The other day, my dad received nine individual letters from you, informing him that the hospital where he has been treated for more than fifty years was no longer an approved provider as of April 2017.
At first, my father thought it was a mistake, a computer glitch. But as he read the names of each of the nine physicians no longer approved to treat him, his stress level increased. He began to worry about what was going to happen to him.
What if there was an emergency? Even if he went to the hospital by ambulance, there’s no assurance his physicians could treat him, consult with emergency physicians treating him, or even do the follow-up care he has come to count on. And the hospital care he depends on would not be covered by his insurance policy. He’d have to go to another hospital for treatment.
This morning, he informed me that he was concerned that he had had too many health issues this year and last. Maybe UnitedHealthcare was trying to contain its costs by not allowing him to be treated at the hospital. What was he going to do if, God forbid, something happened to him?
And how was he going to replace all of these physicians with new ones?
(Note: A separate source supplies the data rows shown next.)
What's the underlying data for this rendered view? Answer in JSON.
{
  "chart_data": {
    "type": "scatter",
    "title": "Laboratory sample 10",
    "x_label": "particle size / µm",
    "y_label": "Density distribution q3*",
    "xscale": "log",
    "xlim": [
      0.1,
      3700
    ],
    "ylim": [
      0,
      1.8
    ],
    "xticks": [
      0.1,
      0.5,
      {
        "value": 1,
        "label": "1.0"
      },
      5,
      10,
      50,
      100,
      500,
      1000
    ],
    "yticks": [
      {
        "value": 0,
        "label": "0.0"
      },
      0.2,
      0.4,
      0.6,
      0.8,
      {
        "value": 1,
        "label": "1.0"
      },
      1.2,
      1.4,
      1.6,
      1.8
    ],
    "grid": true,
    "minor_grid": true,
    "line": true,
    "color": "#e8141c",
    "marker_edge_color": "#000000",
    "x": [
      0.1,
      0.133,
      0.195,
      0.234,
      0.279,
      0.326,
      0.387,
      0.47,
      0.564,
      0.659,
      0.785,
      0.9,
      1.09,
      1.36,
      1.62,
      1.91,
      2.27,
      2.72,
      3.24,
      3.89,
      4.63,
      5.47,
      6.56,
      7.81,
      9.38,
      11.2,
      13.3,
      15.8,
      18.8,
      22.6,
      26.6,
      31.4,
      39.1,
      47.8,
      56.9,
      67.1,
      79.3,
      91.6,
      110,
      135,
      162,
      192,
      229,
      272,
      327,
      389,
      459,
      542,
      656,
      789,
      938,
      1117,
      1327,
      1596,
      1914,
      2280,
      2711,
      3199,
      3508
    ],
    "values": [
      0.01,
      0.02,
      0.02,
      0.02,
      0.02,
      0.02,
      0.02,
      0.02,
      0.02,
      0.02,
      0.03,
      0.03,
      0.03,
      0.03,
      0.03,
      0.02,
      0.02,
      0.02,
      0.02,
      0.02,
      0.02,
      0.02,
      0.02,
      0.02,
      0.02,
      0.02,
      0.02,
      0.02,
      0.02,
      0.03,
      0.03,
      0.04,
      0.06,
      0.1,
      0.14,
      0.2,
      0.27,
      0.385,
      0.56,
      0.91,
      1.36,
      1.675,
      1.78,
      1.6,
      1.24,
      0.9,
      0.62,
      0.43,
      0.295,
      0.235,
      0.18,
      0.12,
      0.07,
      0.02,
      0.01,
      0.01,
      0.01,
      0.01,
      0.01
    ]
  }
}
What if the rest of his physicians were also added to the list of “non-approved” providers?
Me? I know better. I did my research. It’s negotiation time for UnitedHealthcare and the provider. In fact, UnitedHealthcare has a long history of using this tactic when things don’t go well. What is wrong with that?
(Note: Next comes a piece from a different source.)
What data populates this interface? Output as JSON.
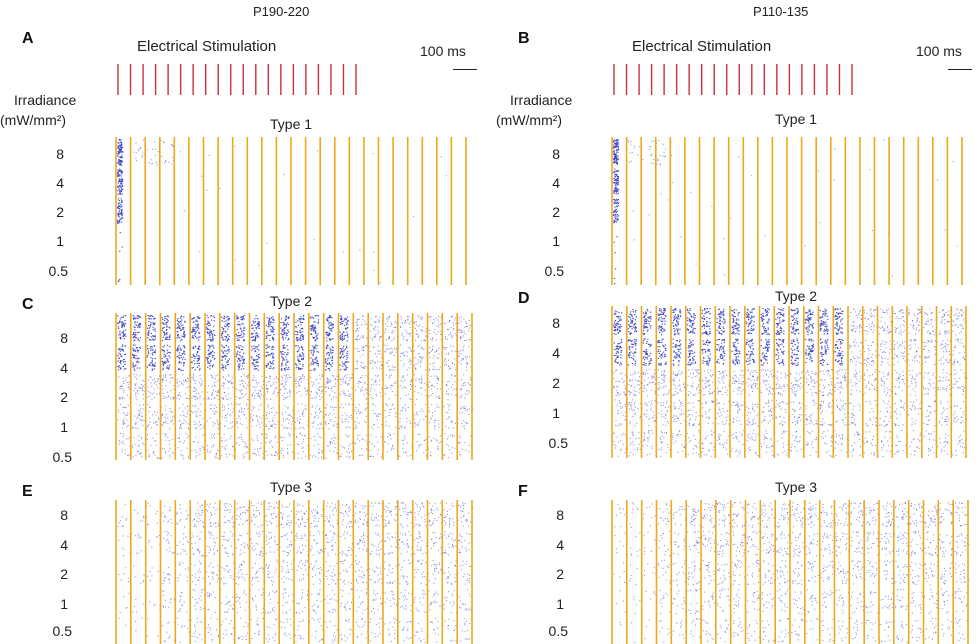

I’ll tell you. Every time a patient is dragged into the negotiations by this kind of intimidating behavior, bad things happen. Not to UnitedHealthcare. Not to the provider. To the patients and their caregivers.
As a caregiver advocate, I have a lot of friends who count on good healthcare to stay alive. Friends who survived cancer and are in various stages of cancer management. How does this kind of negotiating tactic affect them? The last thing someone who is struggling with chemotherapy needs to hear is that he or she is going to be cut off from care without any explanation, all because UnitedHealthcare can’t agree with the provider.
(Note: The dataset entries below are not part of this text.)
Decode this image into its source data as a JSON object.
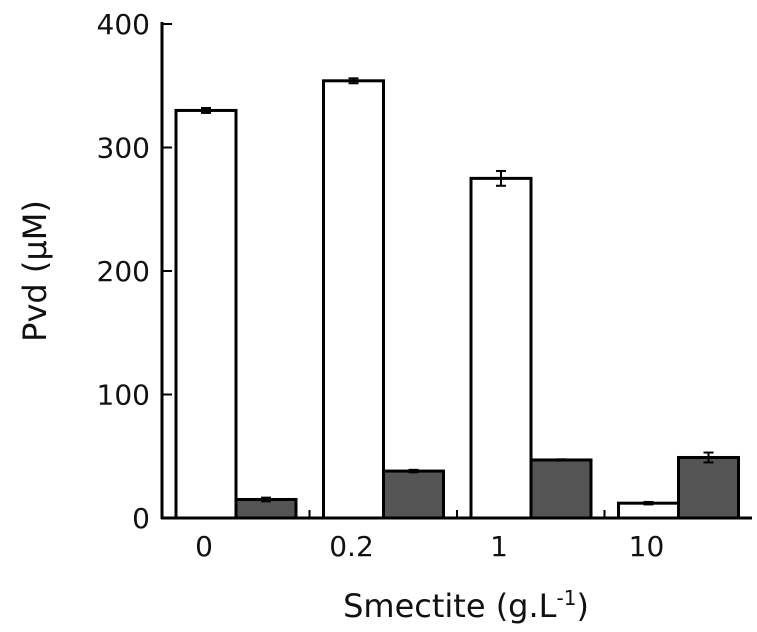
{
  "chart_data": {
    "type": "bar",
    "categories": [
      "0",
      "0.2",
      "1",
      "10"
    ],
    "series": [
      {
        "values": [
          330,
          354,
          275,
          12
        ],
        "errors": [
          2,
          2,
          6,
          1
        ],
        "color": "#ffffff"
      },
      {
        "values": [
          15,
          38,
          47,
          49
        ],
        "errors": [
          1.5,
          1,
          0.5,
          4
        ],
        "color": "#545454"
      }
    ],
    "ylabel": "Pvd (µM)",
    "xlabel": {
      "base": "Smectite (g.L",
      "superscript": "-1",
      "close": ")"
    },
    "ylim": [
      0,
      400
    ],
    "yticks": [
      "0",
      "100",
      "200",
      "300",
      "400"
    ],
    "grid": false,
    "legend": "none"
  }
}
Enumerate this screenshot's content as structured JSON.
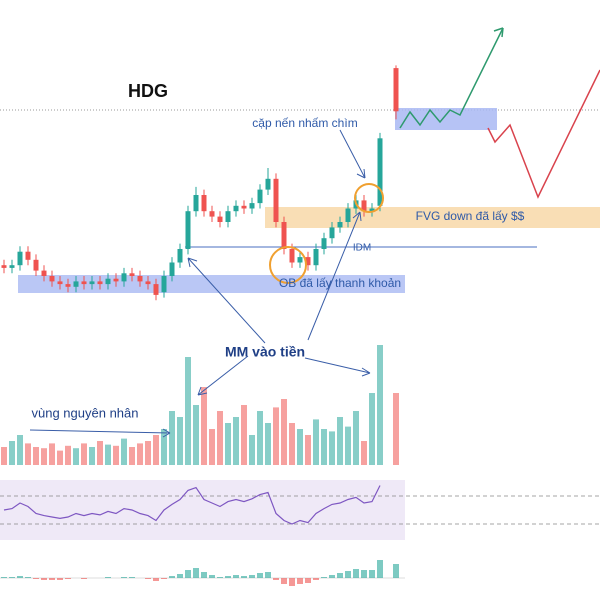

And what about all of the other people with UnitedHealthcare insurance…the elderly, like my dad…those recovering from surgery, in rehabilitation, in failing health…those with catastrophic illnesses like COPD, Parkinson’s, or cystic fibrosis…or, worst of all, those patients now headed towards hospice care? What are they to do when they are already overburdened with serious illness?
I’ll tell you what happens in those cases. Patients panic. Caregivers panic. They frantically contact their providers to find out what to do. Or, worst case scenario, they resolve not to seek treatment when needed, because they can’t have their normal provider. They go without because the burden of transferring, as my father was informed he would have to do, to an “approved provider” is too much damn work.
So, UnitedHealthcare, let me give you a heads up. If any patient who is covered by your insurance policy is harmed as a result of your ridiculous negotiating tactic, it’s on you. Be prepared for the onslaught of policyholders holding you accountable for the negative impacts on their health. Be prepared for the patients who suffer needless health problems because you scared the bejesus out of them, stressing them out at a critical juncture in their illnesses. Be prepared for the caregivers who line up to hold your feet to the fire for making their lives more difficult when they are already exhausted from caring for their loved ones. But most of all, be prepared for the families who lose loved ones because patients think they somehow brought this situation upon themselves. It’s unconscionable that you used policyholders as fodder for your negotiations, tossing them under the bus because you cannot get the provider to bend to your will.
The moment you began to send those letters to your policyholders, informing them that their providers were about to be cut off, you abused your policyholders. You did actual harm, all because you wanted to manipulate your policyholders into pressuring their providers to comply. You could have explained in the letter that you were in negotiations. You could have told your policyholders you were working to come to an agreement. That would have been the honest thing to do. That would have been the honorable thing to do. You chose not to do that. Instead, you counted on that shock and awe to move things forward at the negotiating table. That was an unacceptable maneuver. Shame on you.